Klarifikasi Ketua PAN soal ICU untuk Anggota Dewan

Tim detikcom - detikNews
Kamis, 15 Jul 2021 06:02 WIB
Ketua DPP PAN, Saleh Partaonan Daulay (Rahel/detikcom)
Foto: Ketua DPP PAN, Saleh Partaonan Daulay (dok. detikcom)

Saleh menjelaskan bahwa dalam rapat Komisi IX dengan Menteri Kesehatan, Selasa (13/7), dia mengungkapkan cerita perihal keluarganya yang meninggal dunia karena tidak mendapatkan ICU.

"Saya menyebut bahwa saya sempat menghubungi RSPI Sulianti Saroso. Karena masih dalam antrean, akhirnya terlambat dan tidak tertolong," kata Saleh dalam klarifikasi, Rabu (14/7).

Ketika menceritakan itu, Saleh juga menjelaskan kejadian yang dihadapi anggota DPR dari Fraksi PAN yang meninggal beberapa waktu lalu juga karena tak mendapatkan ICU, John Siffy Mirin. Apa yang dialami John Siffy Mirin, sebut Saleh, membuat kader PAN Rosaline Rumaseuw mengusulkan perawatan khusus bagi anggota DPR.

"Tapi saya menyebut di dalam rapat tersebut bahwa apa yang disampaikan Ibu Rosaline sangat emosional dan dalam situasi duka. Itu disampaikan bukan dari hatinya," sebut Saleh.

Saleh merasa perlu meluruskan bahwa apa yang disampaikan dalam rapat Komisi IX kemarin tidak ada maksud untuk mengistimewakan para pejabat ataupun anggota DPR. Anggota Komisi IX itu mengaku memikirkan bagaimana agar pemerintah menyiapkan fasilitas kesehatan yang mumpuni untuk merawat seluruh pasien COVID-19, tanpa terkecuali dan tanpa membedakan kelas sosial.

"Saya mengikuti rapat tersebut sampai selesai.
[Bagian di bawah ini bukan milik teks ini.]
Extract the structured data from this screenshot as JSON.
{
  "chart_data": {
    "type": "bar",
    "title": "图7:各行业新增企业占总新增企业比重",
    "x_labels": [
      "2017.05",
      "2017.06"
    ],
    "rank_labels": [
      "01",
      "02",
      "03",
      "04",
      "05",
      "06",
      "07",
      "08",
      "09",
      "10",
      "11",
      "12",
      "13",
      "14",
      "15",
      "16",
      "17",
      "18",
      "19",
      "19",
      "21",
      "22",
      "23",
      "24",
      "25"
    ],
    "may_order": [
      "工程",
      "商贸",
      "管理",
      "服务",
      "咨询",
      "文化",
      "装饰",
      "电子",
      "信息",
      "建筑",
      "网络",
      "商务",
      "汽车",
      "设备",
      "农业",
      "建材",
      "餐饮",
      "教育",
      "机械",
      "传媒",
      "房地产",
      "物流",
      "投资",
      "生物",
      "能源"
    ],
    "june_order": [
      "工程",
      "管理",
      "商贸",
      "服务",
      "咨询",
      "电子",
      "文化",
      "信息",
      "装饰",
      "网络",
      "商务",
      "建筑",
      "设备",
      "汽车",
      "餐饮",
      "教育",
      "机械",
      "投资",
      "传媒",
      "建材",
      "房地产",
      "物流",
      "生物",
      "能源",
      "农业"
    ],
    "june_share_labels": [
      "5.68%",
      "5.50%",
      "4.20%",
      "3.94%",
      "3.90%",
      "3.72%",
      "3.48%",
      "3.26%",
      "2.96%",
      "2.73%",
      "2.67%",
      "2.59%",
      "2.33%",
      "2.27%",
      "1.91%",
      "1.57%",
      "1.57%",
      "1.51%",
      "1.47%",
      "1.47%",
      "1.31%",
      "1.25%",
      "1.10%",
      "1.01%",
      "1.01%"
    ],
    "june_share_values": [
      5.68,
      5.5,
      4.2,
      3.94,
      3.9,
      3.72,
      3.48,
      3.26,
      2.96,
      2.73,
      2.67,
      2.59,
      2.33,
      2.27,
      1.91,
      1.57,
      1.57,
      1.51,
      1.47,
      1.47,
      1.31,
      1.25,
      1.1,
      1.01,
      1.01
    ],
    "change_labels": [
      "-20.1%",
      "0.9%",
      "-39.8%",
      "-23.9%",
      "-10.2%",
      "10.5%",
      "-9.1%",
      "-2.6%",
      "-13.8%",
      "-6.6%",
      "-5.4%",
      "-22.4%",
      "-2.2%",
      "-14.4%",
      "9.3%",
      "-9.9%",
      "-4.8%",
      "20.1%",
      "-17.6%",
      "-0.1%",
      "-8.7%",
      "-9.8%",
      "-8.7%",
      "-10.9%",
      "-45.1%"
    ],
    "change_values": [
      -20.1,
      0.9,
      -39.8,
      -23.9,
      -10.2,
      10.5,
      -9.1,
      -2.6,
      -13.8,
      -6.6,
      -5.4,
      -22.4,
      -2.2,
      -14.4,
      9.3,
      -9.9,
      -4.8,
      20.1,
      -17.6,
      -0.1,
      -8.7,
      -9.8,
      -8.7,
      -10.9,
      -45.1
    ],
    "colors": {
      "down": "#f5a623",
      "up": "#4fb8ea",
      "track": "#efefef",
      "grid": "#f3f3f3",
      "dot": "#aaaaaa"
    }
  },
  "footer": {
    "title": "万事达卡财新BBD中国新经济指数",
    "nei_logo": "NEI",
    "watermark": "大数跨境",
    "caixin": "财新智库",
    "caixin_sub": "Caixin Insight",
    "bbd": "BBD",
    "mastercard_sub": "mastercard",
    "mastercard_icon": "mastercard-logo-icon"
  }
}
Saya ikut memastikan agar usulan soal penyediaan fasilitas kesehatan, alat-alat kesehatan, terutama ICU dan obat-obatan, dan lain-lain masuk dalam kesimpulan. Itu ada di dalam kesimpulan nomor 4 huruf (a)," tutur Saleh.

"Dengan begitu, tidak ada niat dan arah dari pembicaraan kemarin untuk membeda-bedakan masyarakat. Saya justru selama ini memperjuangkan agar pelayanan kesehatan dapat dengan mudah diakses masyarakat. Semua orang sama haknya dalam bidang pelayanan kesehatan. Itu adalah amanat konstitusi yang harus dijaga," pungkasnya.